In all other scenarios, targeted ultrasound is required. If the mammogram is negative, ultrasound can identify mammographically occult lesions ( Fig. 14.6 ). If there is a suspicious mammographic finding, ultrasound can further characterize the lesion and determine whether ultrasound-guided percutaneous biopsy is feasible.
When both diagnostic mammography and targeted ultrasound are negative with no suspicious correlate to the palpable lump, the negative predictive value is very high (97%–100%). The patient may be reassured of the negative examination with recommendation for clinical follow-up. However, if the clinical breast examination is highly suspicious, palpation-guided percutaneous biopsy should be considered.

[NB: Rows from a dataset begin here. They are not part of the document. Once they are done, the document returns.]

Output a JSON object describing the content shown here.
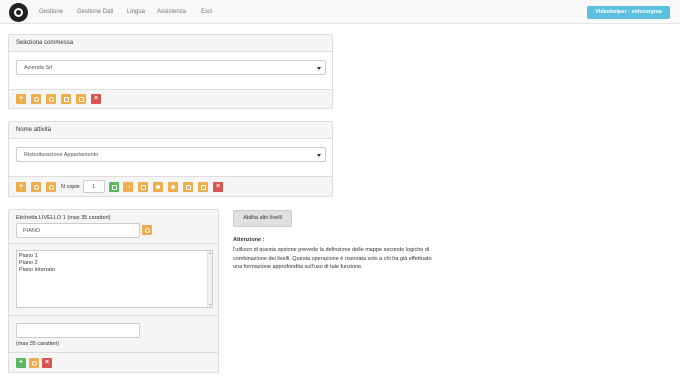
{
  "navbar": {
    "items": [
      "Gestione",
      "Gestione Dati",
      "Lingua",
      "Assistenza",
      "Esci"
    ],
    "user_button": "Videohelper : videosigma"
  },
  "panel1": {
    "title": "Seleziona commessa",
    "select_value": "Azienda Srl"
  },
  "panel2": {
    "title": "Nome attività",
    "select_value": "Ristrutturazione Appartamento",
    "copies_label": "N copie",
    "copies_value": "1"
  },
  "panel3": {
    "level_label": "Etichetta LIVELLO 1 (max 35 caratteri)",
    "level_value": "PIANO",
    "list_items": [
      "Piano 1",
      "Piano 2",
      "Piano Interrato"
    ],
    "new_item_value": "",
    "max_hint": "(max 35 caratteri)"
  },
  "side": {
    "enable_button": "Abilita altri livelli",
    "attention_title": "Attenzione :",
    "attention_lines": [
      "l'utilizzo di questa opzione prevede la definzione delle mappe secondo logiche di",
      "combinazione dei livelli. Questa operazione è riservata solo a chi ha già effettuato",
      "una formazione approfondita sull'uso di tale funzione."
    ]
  },
  "colors": {
    "orange": "#f0ad4e",
    "green": "#5cb85c",
    "red": "#d9534f",
    "info": "#5bc0de"
  }
}
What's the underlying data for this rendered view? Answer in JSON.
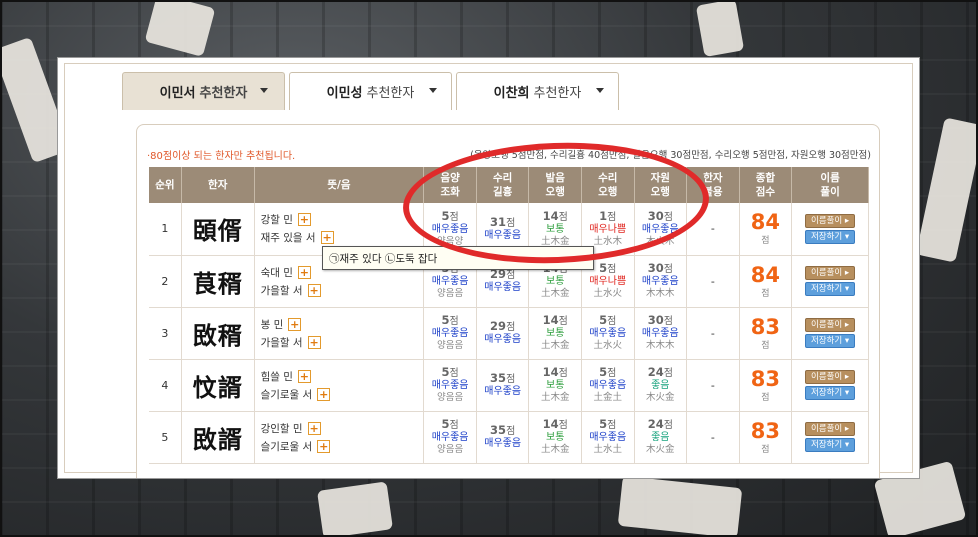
{
  "tabs": [
    {
      "name": "이민서",
      "suffix": "추천한자",
      "active": true
    },
    {
      "name": "이민성",
      "suffix": "추천한자",
      "active": false
    },
    {
      "name": "이찬희",
      "suffix": "추천한자",
      "active": false
    }
  ],
  "notice_left": "·80점이상 되는 한자만 추천됩니다.",
  "notice_right": "(음양오행 5점만점, 수리길흉 40점만점, 발음오행 30점만점, 수리오행 5점만점, 자원오행 30점만점)",
  "headers": {
    "rank": "순위",
    "hanja": "한자",
    "meaning": "뜻/음",
    "c1a": "음양",
    "c1b": "조화",
    "c2a": "수리",
    "c2b": "길흉",
    "c3a": "발음",
    "c3b": "오행",
    "c4a": "수리",
    "c4b": "오행",
    "c5a": "자원",
    "c5b": "오행",
    "c6a": "한자",
    "c6b": "불용",
    "c7a": "종합",
    "c7b": "점수",
    "c8a": "이름",
    "c8b": "풀이"
  },
  "buttons": {
    "interpret": "이름풀이 ▸",
    "save": "저장하기 ▾"
  },
  "point_unit": "점",
  "rows": [
    {
      "rank": "1",
      "hanja": "頣偦",
      "m1": "강할 민",
      "m2": "재주 있을 서",
      "s1": "5",
      "s1l": "매우좋음",
      "s1e": "양음양",
      "s2": "31",
      "s2l": "매우좋음",
      "s3": "14",
      "s3l": "보통",
      "s3e": "土木金",
      "s4": "1",
      "s4l": "매우나쁨",
      "s4e": "土水木",
      "s5": "30",
      "s5l": "매우좋음",
      "s5e": "木火木",
      "ban": "-",
      "total": "84"
    },
    {
      "rank": "2",
      "hanja": "茛稰",
      "m1": "숙대 민",
      "m2": "가을할 서",
      "s1": "5",
      "s1l": "매우좋음",
      "s1e": "양음음",
      "s2": "29",
      "s2l": "매우좋음",
      "s3": "14",
      "s3l": "보통",
      "s3e": "土木金",
      "s4": "5",
      "s4l": "매우나쁨",
      "s4e": "土水火",
      "s5": "30",
      "s5l": "매우좋음",
      "s5e": "木木木",
      "ban": "-",
      "total": "84"
    },
    {
      "rank": "3",
      "hanja": "敃稰",
      "m1": "봉 민",
      "m2": "가을할 서",
      "s1": "5",
      "s1l": "매우좋음",
      "s1e": "양음음",
      "s2": "29",
      "s2l": "매우좋음",
      "s3": "14",
      "s3l": "보통",
      "s3e": "土木金",
      "s4": "5",
      "s4l": "매우좋음",
      "s4e": "土水火",
      "s5": "30",
      "s5l": "매우좋음",
      "s5e": "木木木",
      "ban": "-",
      "total": "83"
    },
    {
      "rank": "4",
      "hanja": "忟諝",
      "m1": "힘쓸 민",
      "m2": "슬기로울 서",
      "s1": "5",
      "s1l": "매우좋음",
      "s1e": "양음음",
      "s2": "35",
      "s2l": "매우좋음",
      "s3": "14",
      "s3l": "보통",
      "s3e": "土木金",
      "s4": "5",
      "s4l": "매우좋음",
      "s4e": "土金土",
      "s5": "24",
      "s5l": "좋음",
      "s5e": "木火金",
      "ban": "-",
      "total": "83"
    },
    {
      "rank": "5",
      "hanja": "敃諝",
      "m1": "강인할 민",
      "m2": "슬기로울 서",
      "s1": "5",
      "s1l": "매우좋음",
      "s1e": "양음음",
      "s2": "35",
      "s2l": "매우좋음",
      "s3": "14",
      "s3l": "보통",
      "s3e": "土木金",
      "s4": "5",
      "s4l": "매우좋음",
      "s4e": "土水土",
      "s5": "24",
      "s5l": "좋음",
      "s5e": "木火金",
      "ban": "-",
      "total": "83"
    }
  ],
  "tooltip": "㉠재주 있다 ㉡도둑 잡다",
  "colors": {
    "header_bg": "#9c8b77",
    "score_total": "#f06414",
    "good": "#1b3fc8",
    "bad": "#e0241e",
    "normal": "#2a9d3a",
    "oval": "#e02a2a"
  }
}
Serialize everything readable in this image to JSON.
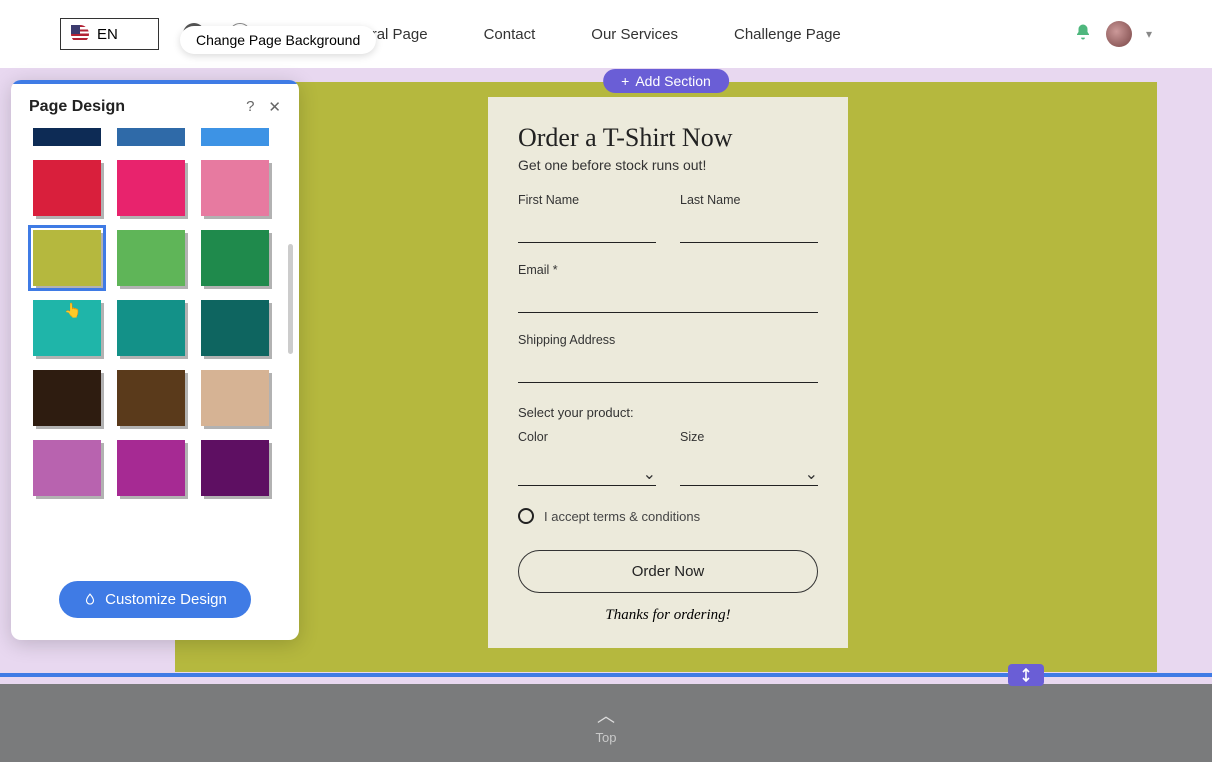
{
  "lang": {
    "code": "EN"
  },
  "tooltip": {
    "text": "Change Page Background"
  },
  "nav": {
    "items": [
      "New General Page",
      "Contact",
      "Our Services",
      "Challenge Page"
    ]
  },
  "add_section": "Add Section",
  "form": {
    "title": "Order a T-Shirt Now",
    "subtitle": "Get one before stock runs out!",
    "first_name": "First Name",
    "last_name": "Last Name",
    "email": "Email *",
    "shipping": "Shipping Address",
    "select_prod": "Select your product:",
    "color": "Color",
    "size": "Size",
    "terms": "I accept terms & conditions",
    "button": "Order Now",
    "thanks": "Thanks for ordering!"
  },
  "panel": {
    "title": "Page Design",
    "customize": "Customize Design",
    "colors": {
      "row_partial": [
        "#0d2b55",
        "#2f6aa8",
        "#3d93e5"
      ],
      "rows": [
        [
          "#d91f3c",
          "#e8236d",
          "#e77aa0"
        ],
        [
          "#b5b83e",
          "#5fb558",
          "#1f8a4c"
        ],
        [
          "#1fb5a9",
          "#139188",
          "#0e6560"
        ],
        [
          "#2e1c10",
          "#5a3a1b",
          "#d6b394"
        ],
        [
          "#b863af",
          "#a62a93",
          "#5e0f62"
        ]
      ],
      "selected_index": "1.0"
    }
  },
  "footer": {
    "top": "Top"
  }
}
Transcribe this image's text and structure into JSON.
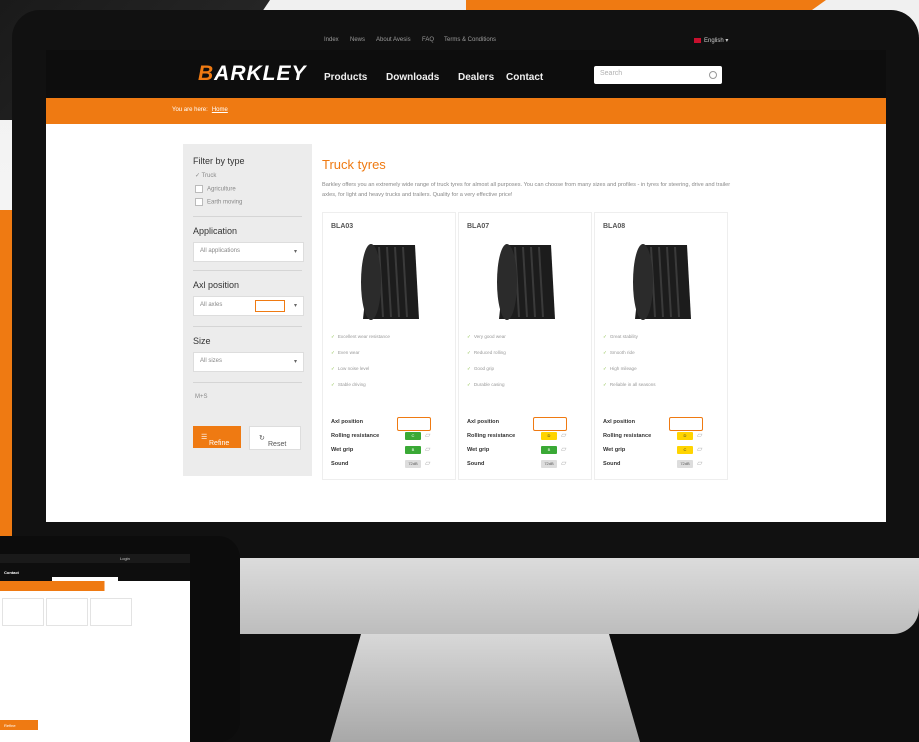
{
  "topbar": {
    "links": [
      "Index",
      "News",
      "About Avesis",
      "FAQ",
      "Terms & Conditions"
    ],
    "language": "English"
  },
  "header": {
    "logo_first": "B",
    "logo_rest": "ARKLEY",
    "nav": [
      "Products",
      "Downloads",
      "Dealers",
      "Contact"
    ],
    "search_placeholder": "Search"
  },
  "breadcrumb": {
    "prefix": "You are here:",
    "current": "Home"
  },
  "sidebar": {
    "filter_heading": "Filter by type",
    "types": [
      "Truck",
      "Agriculture",
      "Earth moving"
    ],
    "application_heading": "Application",
    "application_value": "All applications",
    "axle_heading": "Axl position",
    "axle_value": "All axles",
    "size_heading": "Size",
    "size_value": "All sizes",
    "extra_label": "M+S",
    "refine_label": "Refine",
    "reset_label": "Reset"
  },
  "content": {
    "title": "Truck tyres",
    "intro": "Barkley offers you an extremely wide range of truck tyres for almost all purposes. You can choose from many sizes and profiles - in tyres for steering, drive and trailer axles, for light and heavy trucks and trailers. Quality for a very effective price!"
  },
  "cards": [
    {
      "name": "BLA03",
      "bullets": [
        "Excellent wear resistance",
        "Even wear",
        "Low noise level",
        "Stable driving"
      ],
      "specs": {
        "axle": "Axl position",
        "rolling": "Rolling resistance",
        "wet": "Wet grip",
        "sound": "Sound"
      },
      "badges": {
        "rolling": "C",
        "wet": "B",
        "sound": "72dB"
      }
    },
    {
      "name": "BLA07",
      "bullets": [
        "Very good wear",
        "Reduced rolling",
        "Good grip",
        "Durable casing"
      ],
      "specs": {
        "axle": "Axl position",
        "rolling": "Rolling resistance",
        "wet": "Wet grip",
        "sound": "Sound"
      },
      "badges": {
        "rolling": "D",
        "wet": "B",
        "sound": "72dB"
      }
    },
    {
      "name": "BLA08",
      "bullets": [
        "Great stability",
        "Smooth ride",
        "High mileage",
        "Reliable in all seasons"
      ],
      "specs": {
        "axle": "Axl position",
        "rolling": "Rolling resistance",
        "wet": "Wet grip",
        "sound": "Sound"
      },
      "badges": {
        "rolling": "D",
        "wet": "C",
        "sound": "72dB"
      }
    }
  ],
  "tablet": {
    "menu": "Contact",
    "lang": "Login",
    "refine": "Refine"
  },
  "colors": {
    "accent": "#ef7a12",
    "dark": "#0d0d0d",
    "panel": "#ececec"
  }
}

The ACR Appropriateness Criteria advises that for women 30 to 39 years old, either diagnostic mammography or targeted ultrasound may be used as the first step in imaging evaluation of a palpable lump ( Fig. 14.7 ). Ultrasound alone has been shown, in a few studies, to have high sensitivity for detection of malignancy in this age group. Whether to begin with mammography or ultrasound is at the discretion of the radiologist or institutional policy.